The way the NFL is currently set up, successfully running a team is about more than compiling the best talent. It’s about assembling the best talent for the right value. A bad deal or two has a chance to sink a team’s chances to spend money elsewhere, giving them less of a chance to compete. As teams start preparing for the 2019 season, let’s take a look at five overpaid NFL players killing their teams’ salary caps.
5. Kyle Long
Long is only in the second season of a four-year extension with the Chicago Bears. He represents a modest $5.6 million cap hit for Chicago in 2019, but he restructured his deal to become slightly more team-friendly this offseason.
Long is a fine player when he’s on the field, but he has a fairly long injury history. He missed significant time in 2018 to injuries. He’s also 30 years old, which is practically ancient in NFL years. Bears fans may question the team’s investment in Long if he’s unable to stay on the field for long stretches.
4. Joe Flacco
Since Peyton Manning retired, the Broncos have found themselves without a solid option at QB. They turned to Brock Osweiler, Paxton Lynch, and Case Keenum among others, and no one could play at a high level. In a fit of desperation, the team made a deal this offseason with the Ravens for the services of Joe Flacco.
Flacco put together the finest postseason in NFL history on his way to a Super Bowl championship, but that was several years ago. The last few seasons have served as a stark contrast to that one, however, as Flacco struggled and lost the starting job to rookie Lamar Jackson.
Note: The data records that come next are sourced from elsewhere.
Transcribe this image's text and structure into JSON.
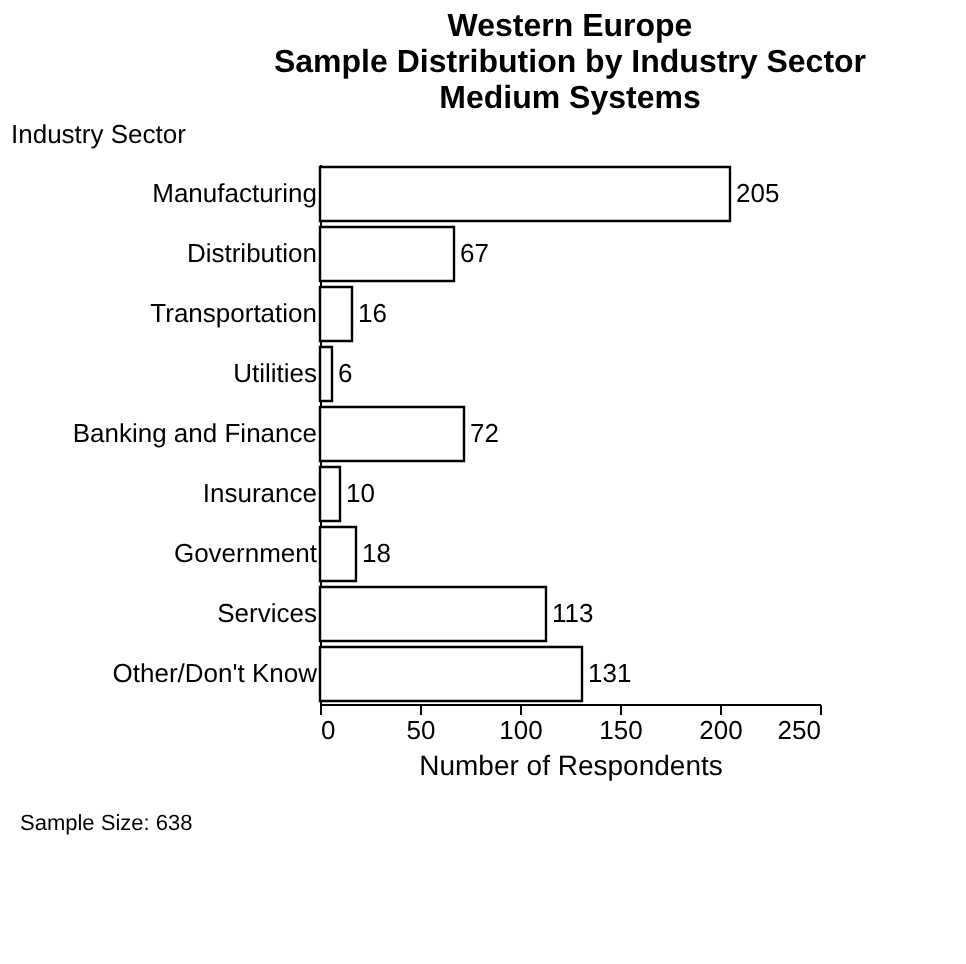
{
  "chart_data": {
    "type": "bar",
    "orientation": "horizontal",
    "title": "Western Europe\nSample Distribution by Industry Sector\nMedium Systems",
    "ylabel": "Industry Sector",
    "xlabel": "Number of Respondents",
    "categories": [
      "Manufacturing",
      "Distribution",
      "Transportation",
      "Utilities",
      "Banking and Finance",
      "Insurance",
      "Government",
      "Services",
      "Other/Don't Know"
    ],
    "values": [
      205,
      67,
      16,
      6,
      72,
      10,
      18,
      113,
      131
    ],
    "color": "#ffffff",
    "xlim": [
      0,
      250
    ],
    "xticks": [
      0,
      50,
      100,
      150,
      200,
      250
    ],
    "grid": false,
    "data_labels": true,
    "annotations": [
      "Sample Size: 638"
    ]
  }
}
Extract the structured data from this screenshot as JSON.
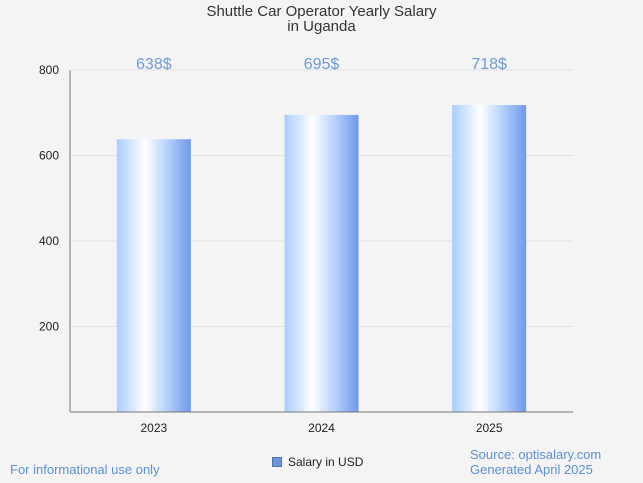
{
  "chart_data": {
    "type": "bar",
    "title_line1": "Shuttle Car Operator Yearly Salary",
    "title_line2": "in Uganda",
    "categories": [
      "2023",
      "2024",
      "2025"
    ],
    "series": [
      {
        "name": "Salary in USD",
        "values": [
          638,
          695,
          718
        ],
        "labels": [
          "638$",
          "695$",
          "718$"
        ]
      }
    ],
    "ylim": [
      0,
      800
    ],
    "yticks": [
      200,
      400,
      600,
      800
    ],
    "grid": true,
    "legend_position": "bottom",
    "colors": {
      "bar_light": "#ffffff",
      "bar_mid": "#b9d6fb",
      "bar_dark": "#6e98ec",
      "label": "#6f9ad8",
      "grid": "#e2e2e2",
      "axis": "#777777"
    }
  },
  "footer": {
    "note": "For informational use only",
    "source": "Source: optisalary.com",
    "generated": "Generated April 2025"
  }
}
Flacco stands to make $18.5, $20.25 and $24.25 million over the next three seasons in Denver. While this is relatively low for a starting QB in today’s NFL compared to what elite passers make, Flacco is no longer elite. If he can’t play at the high level he used to, the money he’s making will look disastrous compared to what teams like the Rams and Chiefs are paying their much more effective QBs on rookie deals. Based on his recent history, we’d say Flacco is one of the most overpaid NFL players in 2019.
3. Jason Witten
After deciding the broadcast booth wasn’t for him, Jason Witten returned to his former team in Dallas. The Cowboys are reportedly paying him $4.25 million in 2019. There are also reports that he’ll only play about a quarter of the team’s snaps on offense.
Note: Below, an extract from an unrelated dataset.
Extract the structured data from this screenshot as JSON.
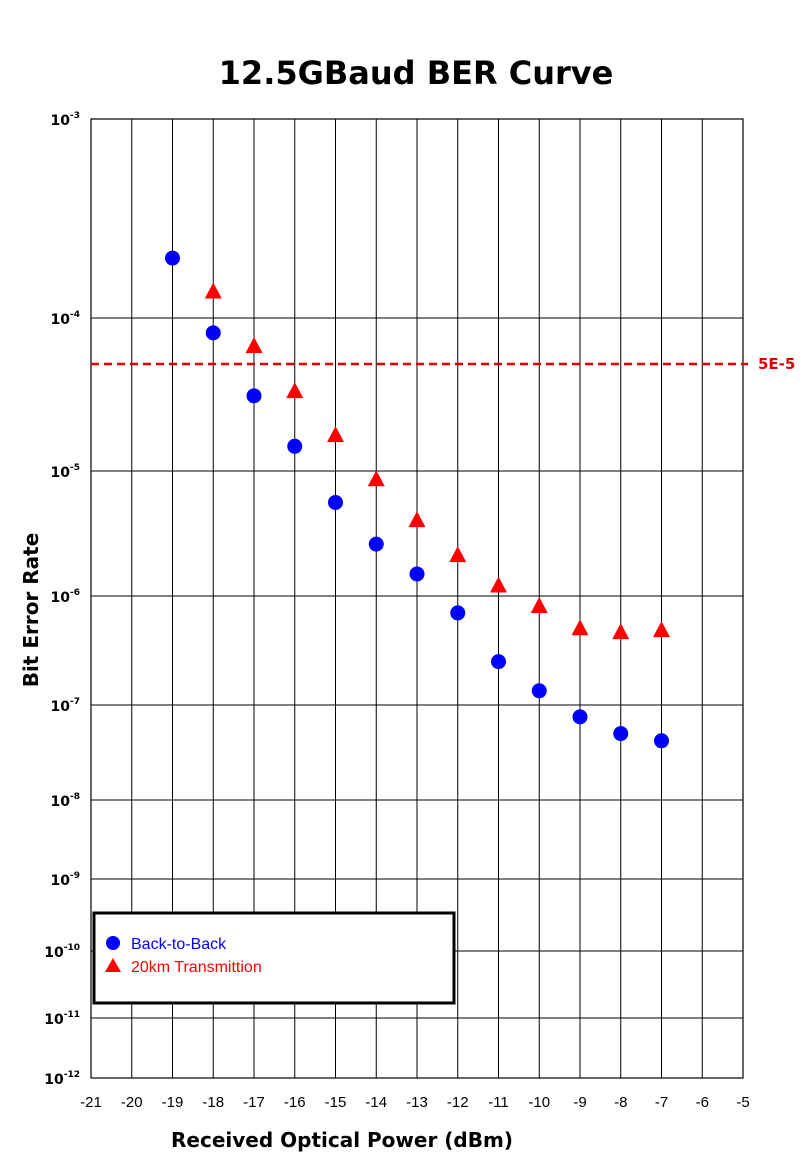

There are three main reasons why Witten’s contract may be a big problem for the team’s salary cap considerations:
- He’s been off for a year, and there’s no telling how his body will re-adjust to the pounding of professional football. Though he was known as an elite pass-catching tight end, Witten was never one to shy away from contact or blocking.
- Witten is 36 years old. Even if he had played last year, he’s due for a decline.
- Only playing 25% of the team’s snaps means that the team won’t get as many opportunities to get big plays out of Witten, something he was known for during his first outstanding stint with the team.
Witten’s deal feels more like a bonus for one of the franchise’s all-time greats rather than a sound football decision.
2. Todd Gurley
Todd Gurley is a highly gifted running back. Last offseason, the Rams signed him to a monster extension keeping him with the team until 2023, and he earned it. However, Los Angeles to cut his usage significantly during its run to last year’s Super Bowl. His cap hit surpasses $30 million for 2020 and 2021 combined, according to Spotrac, which is a lot of money at a disposable position such as running back.
The bottom line? Gurley’s great but not really a great fit for Sean McVay’s offense. He also may have lingering injury issues to deal with in 2019 and beyond. The big extension they gave him is looking more and more like a big mistake and one of the most overpaid NFL players wrecking his team’s salary cap.
1. Kirk Cousins
You have to give Kirk Cousins credit. He was able to parlay his solid play and the Washington Redskins’ uncertainty in his status as their QB of the future into three lucrative one-year deals under the franchise tag. That ended last offseason when the Skins moved on, and Cousins signed a big deal in Minnesota for three years and $84 million.
Cousins underperformed last season as Minnesota missed the playoffs. Now, the Vikings are stuck dedicating a large percentage of their cap to one player that may not be consistent enough to warrant the money. Based on the money and his uneven results, Cousins definitely fits in among the most overpaid NFL players killing their teams’ salary caps.